Jaa


Creating a Collection from Singletons and Collections using LINQ

A key operation when doing pure functional transformations is the process of creating complex hierarchies of objects.  We see this when transforming some data source (such as an Open XML WordprocessingML document) to a LINQ to XML tree, and we see this when writing a recursive descent parser.  The recursive descent parser for Excel formulas is nothing more or less than a pure functional transform from the source string to a parse tree, which is a hierarchical object graph.  In both of these cases, objects contain ‘child’ or ‘constituent’ objects.  An XElement object can contain child XElement objects, and a symbol node in a parse tree is made up of ‘constituent’ or ‘child’ symbols.  When constructing an object there are times that you may have one or more singletons, and one or more collections that will comprise the child objects of the object you are constructing.

This blog is inactive.
New blog: EricWhite.com/blog

Blog TOCThis post is one in a series on using LINQ to write a recursive-descent parser for SpreadsheetML formulas.  You can find the complete list of posts here.

The question is: what is the best way to create a collection of some type T when you have one or more singletons of T, and one or more collections of T.  You want the resulting collection to contain all of the singletons and all of the collections in some particular order.

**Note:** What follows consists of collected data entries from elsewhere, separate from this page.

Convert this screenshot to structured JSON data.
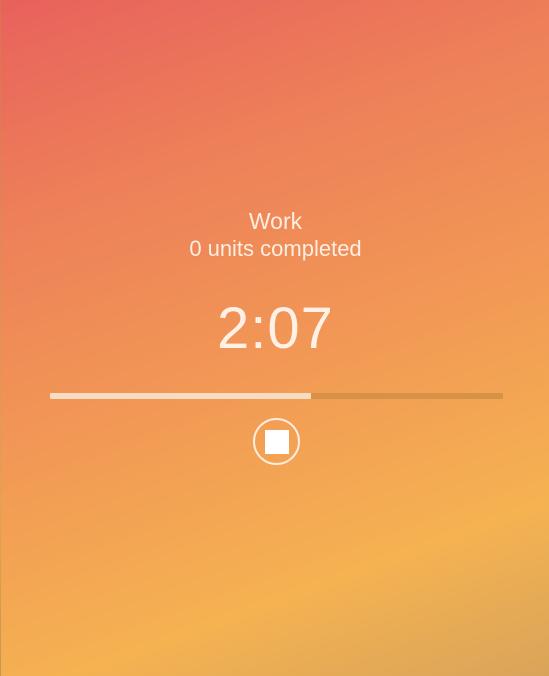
{
  "session": {
    "mode_label": "Work",
    "units_completed": "0",
    "units_label": "units completed"
  },
  "timer": {
    "display": "2:07"
  },
  "progress": {
    "fraction": 0.576
  },
  "controls": {
    "stop_icon": "stop-icon"
  },
  "colors": {
    "gradient_start": "#e8615c",
    "gradient_mid": "#f29a55",
    "gradient_end": "#f5b251",
    "progress_fill": "#f6dcc3",
    "progress_track": "#d89247"
  }
}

The simplest way to create a collection that contains one element from a singleton is to create an array with a single element:

int z = 5;
var z1 = new[] { z };

So if you have a couple of singletons and a collection, you can create a new collection by creating arrays for the singletons, and then using the concat extension method to assemble the lot into a new collection:

int x1 = 5;
int x2 = 7;
int[] x3 = new[] { 1, 2, 3 };
var c = new[] { x1 }.Concat(new[] { x2 }).Concat(x3);

This isn’t bad, but there is a better way.  We can write a method that takes a params array of objects as an argument, and constructs a collection from those arguments.

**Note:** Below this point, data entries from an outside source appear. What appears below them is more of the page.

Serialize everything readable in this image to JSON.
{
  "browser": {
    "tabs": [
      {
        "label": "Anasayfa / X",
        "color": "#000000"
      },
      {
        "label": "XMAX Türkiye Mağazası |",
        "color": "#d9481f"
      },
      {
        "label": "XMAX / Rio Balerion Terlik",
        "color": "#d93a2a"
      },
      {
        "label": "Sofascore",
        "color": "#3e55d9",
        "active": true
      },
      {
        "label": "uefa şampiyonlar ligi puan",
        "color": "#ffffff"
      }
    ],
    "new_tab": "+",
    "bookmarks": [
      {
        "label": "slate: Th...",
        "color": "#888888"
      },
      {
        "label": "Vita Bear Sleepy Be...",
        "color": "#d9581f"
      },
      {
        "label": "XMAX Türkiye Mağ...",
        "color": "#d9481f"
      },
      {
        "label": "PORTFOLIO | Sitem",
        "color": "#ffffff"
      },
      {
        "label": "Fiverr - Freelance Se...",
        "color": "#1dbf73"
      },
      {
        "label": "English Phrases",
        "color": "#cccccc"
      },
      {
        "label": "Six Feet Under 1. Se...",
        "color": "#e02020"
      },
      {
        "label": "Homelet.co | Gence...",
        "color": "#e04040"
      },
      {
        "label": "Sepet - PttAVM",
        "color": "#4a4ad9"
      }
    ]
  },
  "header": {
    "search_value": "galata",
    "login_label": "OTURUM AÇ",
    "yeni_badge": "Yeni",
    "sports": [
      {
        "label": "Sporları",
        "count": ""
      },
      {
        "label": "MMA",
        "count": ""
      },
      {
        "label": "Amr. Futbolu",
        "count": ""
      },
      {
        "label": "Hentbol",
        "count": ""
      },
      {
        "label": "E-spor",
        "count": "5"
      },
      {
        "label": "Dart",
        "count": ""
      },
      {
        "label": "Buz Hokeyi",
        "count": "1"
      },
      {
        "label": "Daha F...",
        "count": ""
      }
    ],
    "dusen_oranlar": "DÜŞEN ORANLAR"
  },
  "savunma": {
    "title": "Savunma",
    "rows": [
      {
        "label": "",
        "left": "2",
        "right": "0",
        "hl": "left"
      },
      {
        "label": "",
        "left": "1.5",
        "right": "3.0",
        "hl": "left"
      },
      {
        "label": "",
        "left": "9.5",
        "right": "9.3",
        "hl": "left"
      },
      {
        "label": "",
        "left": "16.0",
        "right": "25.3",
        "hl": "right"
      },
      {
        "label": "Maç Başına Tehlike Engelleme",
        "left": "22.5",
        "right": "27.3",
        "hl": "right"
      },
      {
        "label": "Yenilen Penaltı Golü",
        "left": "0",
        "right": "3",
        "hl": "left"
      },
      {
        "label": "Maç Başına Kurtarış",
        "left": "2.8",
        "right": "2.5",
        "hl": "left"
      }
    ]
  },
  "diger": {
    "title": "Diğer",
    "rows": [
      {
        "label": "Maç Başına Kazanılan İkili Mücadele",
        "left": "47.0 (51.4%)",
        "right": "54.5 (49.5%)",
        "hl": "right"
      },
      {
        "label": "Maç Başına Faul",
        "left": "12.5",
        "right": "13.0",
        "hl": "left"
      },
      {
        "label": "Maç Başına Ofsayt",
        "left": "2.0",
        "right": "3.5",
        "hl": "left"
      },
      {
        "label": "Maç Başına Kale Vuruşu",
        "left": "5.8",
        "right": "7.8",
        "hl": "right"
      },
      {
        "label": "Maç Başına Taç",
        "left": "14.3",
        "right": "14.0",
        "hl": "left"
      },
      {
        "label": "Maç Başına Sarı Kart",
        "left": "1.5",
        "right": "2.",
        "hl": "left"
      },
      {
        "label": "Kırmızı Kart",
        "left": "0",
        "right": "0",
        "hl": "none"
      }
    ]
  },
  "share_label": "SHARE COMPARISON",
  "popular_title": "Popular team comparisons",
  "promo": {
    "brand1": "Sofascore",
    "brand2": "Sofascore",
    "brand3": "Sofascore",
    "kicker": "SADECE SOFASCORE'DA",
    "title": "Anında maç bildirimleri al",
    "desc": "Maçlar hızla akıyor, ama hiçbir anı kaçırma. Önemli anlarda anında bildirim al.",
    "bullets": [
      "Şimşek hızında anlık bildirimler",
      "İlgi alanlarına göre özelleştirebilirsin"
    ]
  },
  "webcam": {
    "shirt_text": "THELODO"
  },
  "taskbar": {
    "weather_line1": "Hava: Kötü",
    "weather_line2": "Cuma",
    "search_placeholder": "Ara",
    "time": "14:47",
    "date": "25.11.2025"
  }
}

It is necessary for the method to take a params array of object because in C#, there is no way to declare that a particular parameter can either be a singleton of T or a collection of T.  The type system doesn’t allow for this.  We have to rely on runtime checking of types passed into the method.

using System;
using System.Collections.Generic;
using System.Linq;

public class MyException : Exception
{
public MyException(string message) : base(message) { }
}

class Program
{
static IEnumerable<int> AssembleCollection(params object[] args)
{
foreach (var arg in args)
{
int? i = arg as int?;
if (i != null)
{
yield return (int)i;
continue;
}
var collection = arg as IEnumerable<int>;
if (collection != null)
{
foreach (var c in collection)
yield return c;
continue;
}
throw new MyException("Internal error - argument is not int or collection of int");
}
}

static void Main(string[] args)
{
int x1 = 5;
int x2 = 7;
int[] x3 = new[] { 1, 2, 3 };
var c = AssembleCollection(x1, x2, x3);
foreach (var i in c)
Console.WriteLine(i);
}
}

When assembling a collection, it is easier to write code to call AssembleCollection than to use the concat extension method.  Compare the two approaches:

var c = AssembleCollection(x1, x2, x3);
var c = new[] { x1 }.Concat(new[] { x2 }).Concat(x3);

In my opinion, the first approach is easier to read.

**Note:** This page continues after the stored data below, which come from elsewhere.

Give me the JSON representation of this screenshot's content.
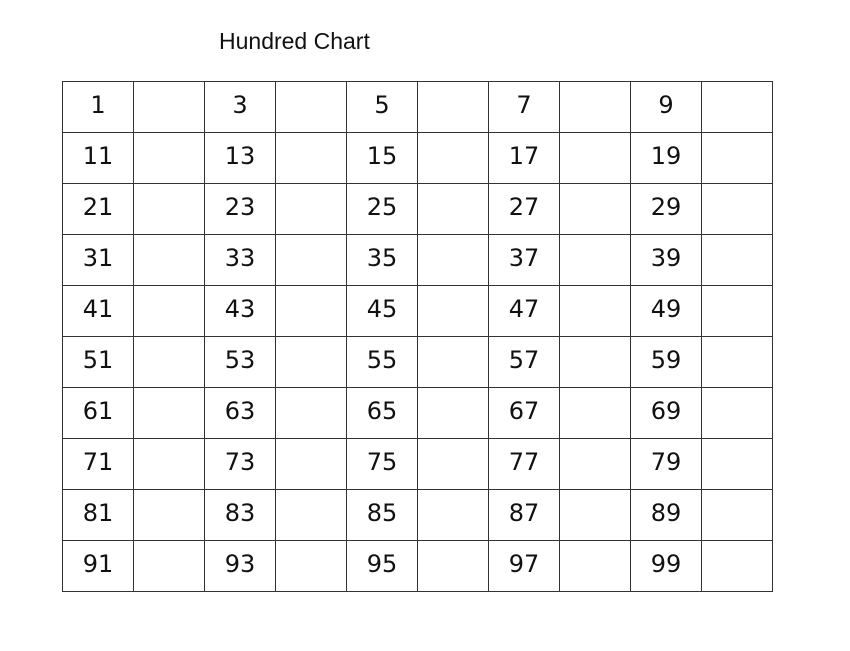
{
  "title": "Hundred Chart",
  "rows": [
    [
      "1",
      "",
      "3",
      "",
      "5",
      "",
      "7",
      "",
      "9",
      ""
    ],
    [
      "11",
      "",
      "13",
      "",
      "15",
      "",
      "17",
      "",
      "19",
      ""
    ],
    [
      "21",
      "",
      "23",
      "",
      "25",
      "",
      "27",
      "",
      "29",
      ""
    ],
    [
      "31",
      "",
      "33",
      "",
      "35",
      "",
      "37",
      "",
      "39",
      ""
    ],
    [
      "41",
      "",
      "43",
      "",
      "45",
      "",
      "47",
      "",
      "49",
      ""
    ],
    [
      "51",
      "",
      "53",
      "",
      "55",
      "",
      "57",
      "",
      "59",
      ""
    ],
    [
      "61",
      "",
      "63",
      "",
      "65",
      "",
      "67",
      "",
      "69",
      ""
    ],
    [
      "71",
      "",
      "73",
      "",
      "75",
      "",
      "77",
      "",
      "79",
      ""
    ],
    [
      "81",
      "",
      "83",
      "",
      "85",
      "",
      "87",
      "",
      "89",
      ""
    ],
    [
      "91",
      "",
      "93",
      "",
      "95",
      "",
      "97",
      "",
      "99",
      ""
    ]
  ]
}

This is, of course, the approach that LINQ to XML takes.  In the following statement, x1, and x2 are singletons, and x3 is a collection.

XElement c = new XElement("z", x1, x2, x3.Where(x => x.Value == "5"));

And if you look at the signature of the XElement constructor, you see the idiom that I’m discussing in this post.

public XElement(XName name, params Object[] content);

The LINQ to XML object model is very, very good.  I have learned a huge amount from it.

Comments

  • Anonymous
    July 27, 2010
    Personally, I would rather add more overloads of the Concat extension method like this: public static class ConcatExtension {    public static IEnumerable<TItem> Concat<TItem>(this TItem first, IEnumerable<TItem> second)    {        return Enumerable.Concat(new TItem[] { first }, second);    }    public static IEnumerable<TItem> Concat<TItem>(this IEnumerable<TItem> first, TItem second)    {        return Enumerable.Concat(first, new TItem[] { second });    } } You can then do the following: var intList = new int[] { 1, 2 }; var singletonAtStart = 9.Concat(intList);    // ==> 9, 1, 2 var singleTonAtEnd = intList.Concat(9);      // ==> 1, 2, 9 This is probably more efficient than your code but less flexible. Just my 2 cents. :-)